Fighting inflation should be “the first priority,” the fund said in its latest report, counselling central banks that started tightening monetary policy that they should stay the course. Meanwhile, governments should target any spending meant to cushion inflation impacts to the most vulnerable and offset those outlays by higher taxes or spending cuts elsewhere, so as to avoid adding to inflationary pressures.
“Tighter monetary policy will inevitably have real economic costs, but delay will only exacerbate them,” the IMF wrote.
The world’s economy contracted in the second quarter of this year, the fund said, due to high inflation in the U.S. and Europe, COVID-19 lockdowns in China, and Russia’s war in Ukraine.
The eurozone is now expected to grow by 2.6 percent this year and 1.3 percent the next, down from the previous forecast of 2.9 percent this year and 2.5 percent in 2023.

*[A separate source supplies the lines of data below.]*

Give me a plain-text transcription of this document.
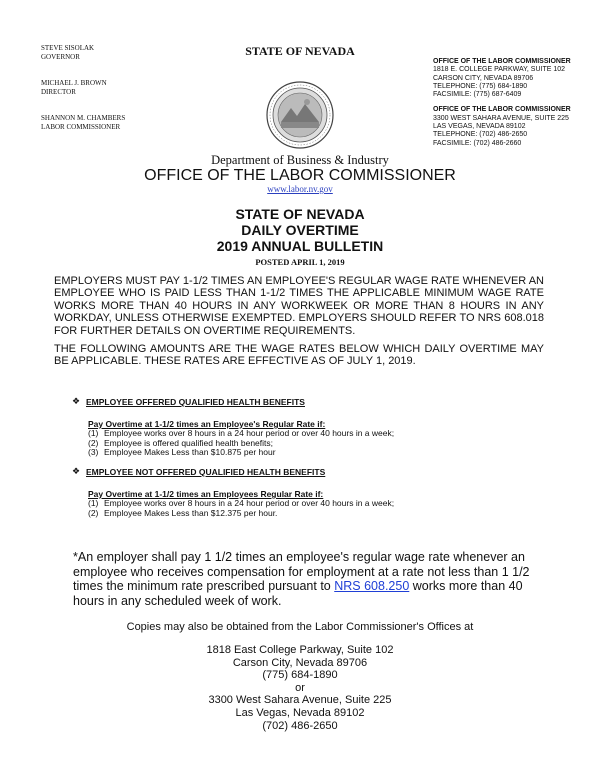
STEVE SISOLAK
GOVERNOR
MICHAEL J. BROWN
DIRECTOR
SHANNON M. CHAMBERS
LABOR COMMISSIONER
STATE OF NEVADA
OFFICE OF THE LABOR COMMISSIONER
1818 E. COLLEGE PARKWAY, SUITE 102
CARSON CITY, NEVADA 89706
TELEPHONE: (775) 684-1890
FACSIMILE: (775) 687-6409
OFFICE OF THE LABOR COMMISSIONER
3300 WEST SAHARA AVENUE, SUITE 225
LAS VEGAS, NEVADA 89102
TELEPHONE: (702) 486-2650
FACSIMILE: (702) 486-2660
Department of Business & Industry
OFFICE OF THE LABOR COMMISSIONER
www.labor.nv.gov
STATE OF NEVADA
DAILY OVERTIME
2019 ANNUAL BULLETIN
POSTED APRIL 1, 2019
EMPLOYERS MUST PAY 1-1/2 TIMES AN EMPLOYEE'S REGULAR WAGE RATE WHENEVER AN EMPLOYEE WHO IS PAID LESS THAN 1-1/2 TIMES THE APPLICABLE MINIMUM WAGE RATE WORKS MORE THAN 40 HOURS IN ANY WORKWEEK OR MORE THAN 8 HOURS IN ANY WORKDAY, UNLESS OTHERWISE EXEMPTED. EMPLOYERS SHOULD REFER TO NRS 608.018 FOR FURTHER DETAILS ON OVERTIME REQUIREMENTS.
THE FOLLOWING AMOUNTS ARE THE WAGE RATES BELOW WHICH DAILY OVERTIME MAY BE APPLICABLE. THESE RATES ARE EFFECTIVE AS OF JULY 1, 2019.
❖ EMPLOYEE OFFERED QUALIFIED HEALTH BENEFITS
Pay Overtime at 1-1/2 times an Employee's Regular Rate if:
(1) Employee works over 8 hours in a 24 hour period or over 40 hours in a week;
(2) Employee is offered qualified health benefits;
(3) Employee Makes Less than $10.875 per hour
❖ EMPLOYEE NOT OFFERED QUALIFIED HEALTH BENEFITS
Pay Overtime at 1-1/2 times an Employees Regular Rate if:
(1) Employee works over 8 hours in a 24 hour period or over 40 hours in a week;
(2) Employee Makes Less than $12.375 per hour.
*An employer shall pay 1 1/2 times an employee's regular wage rate whenever an employee who receives compensation for employment at a rate not less than 1 1/2 times the minimum rate prescribed pursuant to NRS 608.250 works more than 40 hours in any scheduled week of work.
Copies may also be obtained from the Labor Commissioner's Offices at
1818 East College Parkway, Suite 102
Carson City, Nevada 89706
(775) 684-1890
or
3300 West Sahara Avenue, Suite 225
Las Vegas, Nevada 89102
(702) 486-2650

The fund sees multiple risks clouding the horizon, including the end of Russian gas flows to Europe, a de-anchoring of inflation expectations, tighter financing conditions, renewed COVID-19 outbreaks, social unrest triggered by food insecurity and high energy prices, and trade restrictions.
If these risks materialize, global growth would further slow down and grind to a halt in the U.S. and Europe in 2023, the fund said.